How many people do I know? By 'know' I mean I have met them and, if we meet again, I will sort of know I know them and they might recognize me. Not celebrities or notables, local or otherwise, that would never in a million years be able to identify me. But people I am actually acquainted with and who would have at least a small possibility of knowing who I am, etc.

I doubt if Colum would remember me if we met again. Fact is I had to dig in brain and Internet to get his name right. I read this piece in the New York Times the same day I met him. He's a published author so there you go. But I'd forgotten his name's exact spelling and I haven't even read any of his books. Barbara is a playwright but we've exchanged enough e-mail and conversation that I feel like, more than that, she's a friend.

Through Barbara we met a talented niece of hers who happens to live in Austin. We had some food and drink together. We're facebook friends. I'd say I know her a little.

All these people. That one sort of 'knows.'

I have a database of contacts for mailing reference. There are 557 entries in it. I know plenty of people, some quite well, who aren't on this list because I've just never had snail mail correspondence with them or for some reason not added them to this database or had them on it and then deleted them because I lost track of their mailing address and other contact info. Then there are hundreds of contacts on my e-mail address book and some overlap with the mail database. There are facebook 'friends' (who are these people? I sometimes wonder). Based on this evidence I'd say I know a thousand people, probably two thousand counting spouses, children, dogs and hangers-on. Not that all of them could recall who I am, but most would.

Occasionally we need to canvas our 'contacts' looking for willing donors for some cause or, more often, to populate a social event. It's an interesting exercise to, for example, try to have a party for 10 people or 50. Who to choose? How many will say 'no.' How many will say 'yes' and not come?
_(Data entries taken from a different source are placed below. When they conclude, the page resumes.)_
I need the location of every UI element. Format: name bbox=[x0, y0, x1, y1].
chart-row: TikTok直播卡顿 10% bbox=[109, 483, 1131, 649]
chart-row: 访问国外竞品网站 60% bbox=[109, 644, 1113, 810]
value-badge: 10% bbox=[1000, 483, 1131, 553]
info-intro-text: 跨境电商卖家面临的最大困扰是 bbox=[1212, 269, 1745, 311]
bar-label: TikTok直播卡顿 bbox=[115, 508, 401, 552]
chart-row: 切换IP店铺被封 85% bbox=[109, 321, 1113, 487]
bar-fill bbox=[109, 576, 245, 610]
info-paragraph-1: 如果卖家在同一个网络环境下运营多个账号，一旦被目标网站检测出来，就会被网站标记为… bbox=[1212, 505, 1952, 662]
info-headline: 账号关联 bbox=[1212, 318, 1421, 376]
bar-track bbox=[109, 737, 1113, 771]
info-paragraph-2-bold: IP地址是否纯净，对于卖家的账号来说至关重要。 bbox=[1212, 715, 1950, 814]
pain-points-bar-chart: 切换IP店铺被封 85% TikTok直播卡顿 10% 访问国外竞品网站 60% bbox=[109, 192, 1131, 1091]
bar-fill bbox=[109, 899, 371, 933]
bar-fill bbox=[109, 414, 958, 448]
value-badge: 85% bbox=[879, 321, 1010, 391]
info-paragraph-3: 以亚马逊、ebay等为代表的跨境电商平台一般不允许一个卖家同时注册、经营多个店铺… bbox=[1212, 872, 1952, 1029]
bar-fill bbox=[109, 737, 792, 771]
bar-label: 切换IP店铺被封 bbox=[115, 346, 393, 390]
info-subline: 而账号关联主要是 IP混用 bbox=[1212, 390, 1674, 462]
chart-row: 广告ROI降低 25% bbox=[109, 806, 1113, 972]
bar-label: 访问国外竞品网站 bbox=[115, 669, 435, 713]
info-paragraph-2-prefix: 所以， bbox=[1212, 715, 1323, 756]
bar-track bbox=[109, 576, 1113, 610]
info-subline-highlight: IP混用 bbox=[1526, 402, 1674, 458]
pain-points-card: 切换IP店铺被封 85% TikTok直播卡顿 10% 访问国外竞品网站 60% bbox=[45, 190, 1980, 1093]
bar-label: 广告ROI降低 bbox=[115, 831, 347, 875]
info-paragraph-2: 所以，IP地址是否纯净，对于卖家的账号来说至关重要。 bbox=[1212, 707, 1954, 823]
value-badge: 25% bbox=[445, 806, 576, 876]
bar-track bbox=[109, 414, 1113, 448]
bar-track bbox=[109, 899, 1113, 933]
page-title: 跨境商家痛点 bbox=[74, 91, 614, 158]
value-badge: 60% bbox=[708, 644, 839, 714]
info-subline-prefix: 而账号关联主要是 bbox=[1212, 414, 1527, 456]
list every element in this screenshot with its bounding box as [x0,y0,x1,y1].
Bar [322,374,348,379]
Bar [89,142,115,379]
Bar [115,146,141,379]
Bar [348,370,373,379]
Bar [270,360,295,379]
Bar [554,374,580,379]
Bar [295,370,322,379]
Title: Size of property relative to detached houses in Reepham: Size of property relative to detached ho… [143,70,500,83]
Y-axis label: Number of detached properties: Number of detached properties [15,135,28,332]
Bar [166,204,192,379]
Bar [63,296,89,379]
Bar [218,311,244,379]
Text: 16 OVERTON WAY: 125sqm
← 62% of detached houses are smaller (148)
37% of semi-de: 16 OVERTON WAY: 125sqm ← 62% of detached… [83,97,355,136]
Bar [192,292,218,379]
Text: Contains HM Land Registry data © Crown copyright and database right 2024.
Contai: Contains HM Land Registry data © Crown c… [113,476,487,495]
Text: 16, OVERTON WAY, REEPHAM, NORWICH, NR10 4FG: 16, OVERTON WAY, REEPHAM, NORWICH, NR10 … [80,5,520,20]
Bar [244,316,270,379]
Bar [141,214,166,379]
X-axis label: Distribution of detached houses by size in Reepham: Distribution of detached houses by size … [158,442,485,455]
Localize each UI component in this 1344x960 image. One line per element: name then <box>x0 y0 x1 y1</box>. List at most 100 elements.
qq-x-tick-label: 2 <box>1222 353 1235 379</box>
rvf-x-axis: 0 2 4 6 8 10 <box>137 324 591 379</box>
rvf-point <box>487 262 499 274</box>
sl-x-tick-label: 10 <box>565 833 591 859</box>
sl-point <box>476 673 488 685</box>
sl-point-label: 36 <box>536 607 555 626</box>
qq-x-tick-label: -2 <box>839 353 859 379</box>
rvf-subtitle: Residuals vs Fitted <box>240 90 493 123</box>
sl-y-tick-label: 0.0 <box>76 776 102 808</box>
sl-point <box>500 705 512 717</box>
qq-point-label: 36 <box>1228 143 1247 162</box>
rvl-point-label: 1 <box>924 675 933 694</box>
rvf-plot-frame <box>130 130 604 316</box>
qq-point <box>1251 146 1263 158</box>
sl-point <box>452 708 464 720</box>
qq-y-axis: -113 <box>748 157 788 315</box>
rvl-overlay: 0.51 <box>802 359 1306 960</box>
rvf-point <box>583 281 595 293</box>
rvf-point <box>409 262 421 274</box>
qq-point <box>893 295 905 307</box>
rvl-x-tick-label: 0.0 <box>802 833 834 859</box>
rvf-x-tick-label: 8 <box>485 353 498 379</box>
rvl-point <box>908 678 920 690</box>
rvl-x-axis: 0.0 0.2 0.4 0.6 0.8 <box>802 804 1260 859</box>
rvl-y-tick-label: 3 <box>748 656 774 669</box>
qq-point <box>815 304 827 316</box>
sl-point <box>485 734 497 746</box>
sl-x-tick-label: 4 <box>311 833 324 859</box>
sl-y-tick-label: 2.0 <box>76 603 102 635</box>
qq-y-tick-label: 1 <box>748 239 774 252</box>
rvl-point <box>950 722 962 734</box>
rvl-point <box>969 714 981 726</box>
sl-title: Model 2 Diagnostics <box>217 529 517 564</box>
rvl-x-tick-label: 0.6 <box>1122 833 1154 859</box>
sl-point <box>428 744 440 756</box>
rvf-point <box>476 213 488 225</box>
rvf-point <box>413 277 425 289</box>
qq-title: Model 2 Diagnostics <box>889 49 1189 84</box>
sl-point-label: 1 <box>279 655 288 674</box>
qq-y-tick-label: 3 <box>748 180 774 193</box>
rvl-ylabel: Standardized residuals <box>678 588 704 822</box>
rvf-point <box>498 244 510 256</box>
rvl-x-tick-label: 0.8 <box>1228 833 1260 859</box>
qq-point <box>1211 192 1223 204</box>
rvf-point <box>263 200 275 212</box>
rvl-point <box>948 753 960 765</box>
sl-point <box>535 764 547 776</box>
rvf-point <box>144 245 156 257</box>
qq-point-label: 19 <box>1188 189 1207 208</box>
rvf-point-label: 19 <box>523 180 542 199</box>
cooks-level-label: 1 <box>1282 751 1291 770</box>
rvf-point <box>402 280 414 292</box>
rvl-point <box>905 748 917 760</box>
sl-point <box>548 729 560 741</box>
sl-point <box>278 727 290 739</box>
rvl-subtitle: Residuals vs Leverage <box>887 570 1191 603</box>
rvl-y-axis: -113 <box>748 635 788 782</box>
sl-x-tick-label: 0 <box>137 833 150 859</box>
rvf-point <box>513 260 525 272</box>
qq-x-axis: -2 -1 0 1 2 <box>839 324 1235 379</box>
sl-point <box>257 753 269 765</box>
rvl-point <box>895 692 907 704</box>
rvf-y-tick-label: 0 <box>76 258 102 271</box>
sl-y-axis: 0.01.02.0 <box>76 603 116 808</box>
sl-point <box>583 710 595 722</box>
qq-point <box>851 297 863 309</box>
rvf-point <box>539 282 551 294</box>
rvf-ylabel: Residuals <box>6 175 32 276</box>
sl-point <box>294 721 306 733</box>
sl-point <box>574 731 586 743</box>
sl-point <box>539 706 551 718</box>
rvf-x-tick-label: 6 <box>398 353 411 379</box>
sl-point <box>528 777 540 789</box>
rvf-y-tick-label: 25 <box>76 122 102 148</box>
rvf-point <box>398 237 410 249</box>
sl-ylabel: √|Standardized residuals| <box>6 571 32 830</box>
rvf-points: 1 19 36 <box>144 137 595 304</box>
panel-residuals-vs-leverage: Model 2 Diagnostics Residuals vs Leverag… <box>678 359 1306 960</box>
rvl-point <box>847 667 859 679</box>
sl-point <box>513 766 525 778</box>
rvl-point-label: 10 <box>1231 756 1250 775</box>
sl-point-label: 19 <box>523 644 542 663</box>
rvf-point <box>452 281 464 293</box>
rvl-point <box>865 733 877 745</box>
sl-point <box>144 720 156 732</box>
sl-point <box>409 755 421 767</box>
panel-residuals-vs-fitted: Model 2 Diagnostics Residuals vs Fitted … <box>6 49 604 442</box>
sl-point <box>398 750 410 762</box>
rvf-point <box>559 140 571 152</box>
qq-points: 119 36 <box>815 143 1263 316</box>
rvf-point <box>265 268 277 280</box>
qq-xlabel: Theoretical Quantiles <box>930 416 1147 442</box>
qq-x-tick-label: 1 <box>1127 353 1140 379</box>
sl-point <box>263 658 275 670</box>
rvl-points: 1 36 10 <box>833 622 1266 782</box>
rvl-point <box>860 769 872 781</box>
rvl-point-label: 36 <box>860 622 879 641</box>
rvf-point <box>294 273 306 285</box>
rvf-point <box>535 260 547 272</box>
And we try to do an annual holiday mailing. When we moved in 2008, we did moving announcements. Then we have to choose who to create mailing labels for. We usually create 200-250 labels representing, I don't know, maybe 400 people.

This time of year I go through the over 500 names in the data base and adjust a column labeled 'XMAS' putting 'Y' in it or erasing it and thinking about the person or family. Who are they? How did I meet them? Are they still together? Are the kids still living at home? Did they send a card lately? And sometimes, sadly, I delete a name or an entry due to death. Or, if I don't hear from them often, I wonder...are they still alive?

At the end of the day, I think the holiday card thing is really just an attempt to come to grips with a certain group of people I know, reach out and receive the dreaded 'no forwarding address' for some and, for others, receive in turn cards, Christmas letters and who knows what. In today's world I guess it would be like writing on the wall of all your facebook 'friends' or something. Some cards go and don't come back but otherwise you have no evidence they've arrived.

My cards are out this year. There's been a certain amount of synchronicity. I was labeling one card to a relative's family when FFP came in with the mail from downstairs and there was a card from that family. I was reviewing a card address for a very recent widow when I realized FFP was speaking with her on the phone. I told someone Sunday night that I received their card and they said "I got yours! They must have crossed in the mail." I am more pleased with this than I have any right to be and my friend seemed to be, too. Makes no sense really. And I'm wondering what will replace that feeling when printed and stamped mail is well and truly obsolete.

In case you are still reading...here are some past thoughts on holiday cards and such: last year's holiday card wrap-up; a note after sending cards in 2007; a wrap-up for 2006. Anthropologists are welcome, in the future, to examine all this. There's more, too, buried in my old blogs. But it makes me tired seeking it out.